Projet AirSeaBattle US ou comment Rompre ou détruire la chaîne de frappe chinoise
Tandis que le Pentagone affirme que sa nouvelle doctrine d’AirSeaBattle ne vise aucun adversaire particulier, les Chinois se découvrent comme la principale cible et puisque le concept suggère que les Etats-Unis frapperaient la Chine avant que cette dernière ne frappe les forces américaines, ceci, « pourrait précipiter une course aux armements coûteuse et déstabilisatrice, et faire en sorte qu’une crise conduise plus probablement vers les hostilités ». Voilà l’avertissement lancé par deux chercheurs de la Rand Corporation, un groupe de réflexion de haut niveau proche du ministère américain de la Défense.
Les deux chercheurs, David Gompert et Terrence Kelly, ont publié leurs conclusions dans un article de la revue Foreign Policy, daté du 3 août (une publication du Council on Foreign Relations (CFR), un club influent au cœur de l’establishment de la côte Est américaine), ainsi que dans un rapport de 220 pages de la Rand Corporation le même jour.
Gompert et Kelly soulignent que la doctrine AirSeaBattle envisage, afin de surmonter les soi-disants capacités de déni d’accès et d’interdiction de zone (Anti-Access/Area Denial, A2/AD) de l’ennemi, de « rompre la chaîne de frappe », c’est-à-dire à viser les senseurs et systèmes de commandes qui contrôlent les missiles de la partie adverse. Une fois détruites les capacités de cette dernière, vos forces seront en mesure d’opérer avec beaucoup moins de risque. Voilà en quoi consiste, écrivent Gompert et Kelly, AirSeaBattle mais également le grand risque stratégique.
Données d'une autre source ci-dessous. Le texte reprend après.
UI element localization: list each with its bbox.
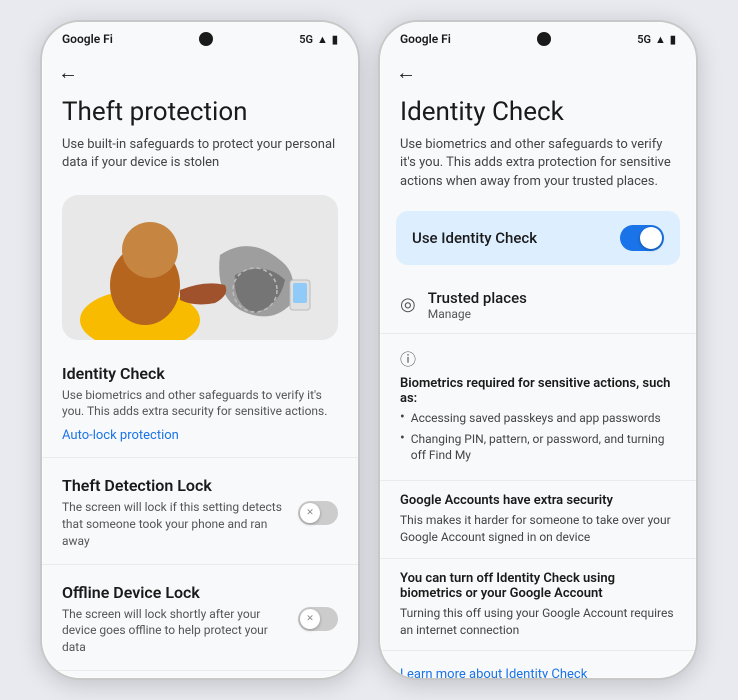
identity-check-desc: Use biometrics and other safeguards to v… [62, 387, 338, 421]
biometrics-section: ⓘ Biometrics required for sensitive acti… [380, 334, 696, 481]
info-icon-row: ⓘ [400, 346, 676, 370]
identity-header: Identity Check Use biometrics and other … [380, 89, 696, 207]
bullet-1: • Accessing saved passkeys and app passw… [400, 410, 676, 427]
carrier-label-1: Google Fi [62, 32, 113, 46]
theft-illustration-svg [62, 195, 338, 340]
bullet-2: • Changing PIN, pattern, or password, an… [400, 431, 676, 465]
status-bar-2: Google Fi 5G ▲ ▮ [380, 22, 696, 52]
offline-lock-title: Offline Device Lock [62, 583, 286, 602]
identity-title: Identity Check [400, 97, 676, 128]
trusted-places-block: Trusted places Manage [428, 289, 527, 321]
identity-toggle-card[interactable]: Use Identity Check [396, 211, 680, 265]
toggle-knob-2: ✕ [300, 609, 320, 629]
status-icons-1: 5G ▲ ▮ [299, 33, 338, 46]
theft-subtitle: Use built-in safeguards to protect your … [62, 136, 338, 172]
extra-security-section: Google Accounts have extra security This… [380, 481, 696, 559]
theft-detection-toggle[interactable]: ✕ [298, 501, 338, 525]
identity-toggle-knob [640, 227, 662, 249]
offline-device-lock-section: Offline Device Lock The screen will lock… [42, 565, 358, 671]
learn-more-section: Learn more about Identity Check [380, 651, 696, 678]
signal-icon-2: ▲ [655, 33, 666, 46]
theft-detection-title: Theft Detection Lock [62, 476, 286, 495]
trusted-places-row[interactable]: ◎ Trusted places Manage [380, 277, 696, 334]
identity-check-section: Identity Check Use biometrics and other … [42, 350, 358, 459]
carrier-label-2: Google Fi [400, 32, 451, 46]
bullet-dot-1: • [400, 409, 405, 425]
phone-theft-protection: Google Fi 5G ▲ ▮ ← Theft protection Use … [40, 20, 360, 680]
identity-check-toggle[interactable] [620, 225, 664, 251]
signal-icon-1: ▲ [317, 33, 328, 46]
theft-header: Theft protection Use built-in safeguards… [42, 89, 358, 185]
theft-detection-row: Theft Detection Lock The screen will loc… [62, 476, 338, 549]
identity-check-title: Identity Check [62, 364, 338, 383]
turn-off-desc: Turning this off using your Google Accou… [400, 605, 676, 639]
extra-security-title: Google Accounts have extra security [400, 493, 676, 508]
battery-icon-1: ▮ [332, 33, 338, 46]
learn-more-link[interactable]: Learn more about Identity Check [400, 667, 587, 678]
theft-detection-desc: The screen will lock if this setting det… [62, 499, 286, 549]
network-label-1: 5G [299, 33, 313, 46]
phone-identity-check: Google Fi 5G ▲ ▮ ← Identity Check Use bi… [378, 20, 698, 680]
offline-lock-toggle[interactable]: ✕ [298, 607, 338, 631]
status-icons-2: 5G ▲ ▮ [637, 33, 676, 46]
trusted-places-manage: Manage [428, 307, 527, 321]
identity-toggle-label: Use Identity Check [412, 229, 537, 247]
camera-notch-1 [199, 32, 213, 46]
auto-lock-link[interactable]: Auto-lock protection [62, 428, 338, 443]
extra-security-desc: This makes it harder for someone to take… [400, 512, 676, 546]
bullet-text-2: Changing PIN, pattern, or password, and … [411, 431, 676, 465]
network-label-2: 5G [637, 33, 651, 46]
theft-illustration-container [62, 195, 338, 340]
biometrics-heading: Biometrics required for sensitive action… [400, 376, 676, 406]
offline-lock-row: Offline Device Lock The screen will lock… [62, 583, 338, 656]
camera-notch-2 [537, 32, 551, 46]
toggle-knob: ✕ [300, 503, 320, 523]
turn-off-section: You can turn off Identity Check using bi… [380, 559, 696, 652]
theft-detection-section: Theft Detection Lock The screen will loc… [42, 458, 358, 564]
status-bar-1: Google Fi 5G ▲ ▮ [42, 22, 358, 52]
turn-off-title: You can turn off Identity Check using bi… [400, 571, 676, 601]
battery-icon-2: ▮ [670, 33, 676, 46]
theft-title: Theft protection [62, 97, 338, 128]
offline-lock-desc: The screen will lock shortly after your … [62, 606, 286, 656]
info-icon: ⓘ [400, 346, 416, 370]
location-icon: ◎ [400, 294, 416, 315]
phones-container: Google Fi 5G ▲ ▮ ← Theft protection Use … [40, 20, 698, 680]
trusted-places-title: Trusted places [428, 289, 527, 307]
identity-subtitle: Use biometrics and other safeguards to v… [400, 136, 676, 191]
identity-screen: ← Identity Check Use biometrics and othe… [380, 52, 696, 678]
back-button-1[interactable]: ← [42, 52, 358, 89]
theft-screen: ← Theft protection Use built-in safeguar… [42, 52, 358, 678]
back-button-2[interactable]: ← [380, 52, 696, 89]
bullet-dot-2: • [400, 430, 405, 446]
bullet-text-1: Accessing saved passkeys and app passwor… [411, 410, 661, 427]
Rompre ou détruite la chaîne de frappe chinoise est une idée séduisante, poursuivent-ils, mais la Chine a les ressources pour menacer les forces américaines dans le Pacifique. Un échec dans le développement de contre-mesures laisserait les Etats-Unis avec une capacité d’opération militaire, de dissuasion à l’égard de la Chine et de soutien de ses alliés en déclin, ainsi qu’une capacité affaiblie à exercer son influence dans cette région vitale. Cette simple idée pourrait avoir des conséquences désastreuses : les cibles d’AirSeaBattle devraient être touchées avant qu’elles ne causent des dommages significatifs aux forces américaines. A l’exception des navires et des satellites en orbite, les cibles qui comprennent la chaîne de frappe chinoise, – bases aériennes et navales, lanceurs de missiles, senseurs terrestres, centres de commande et de contrôle – sont situées en Chine elle-même.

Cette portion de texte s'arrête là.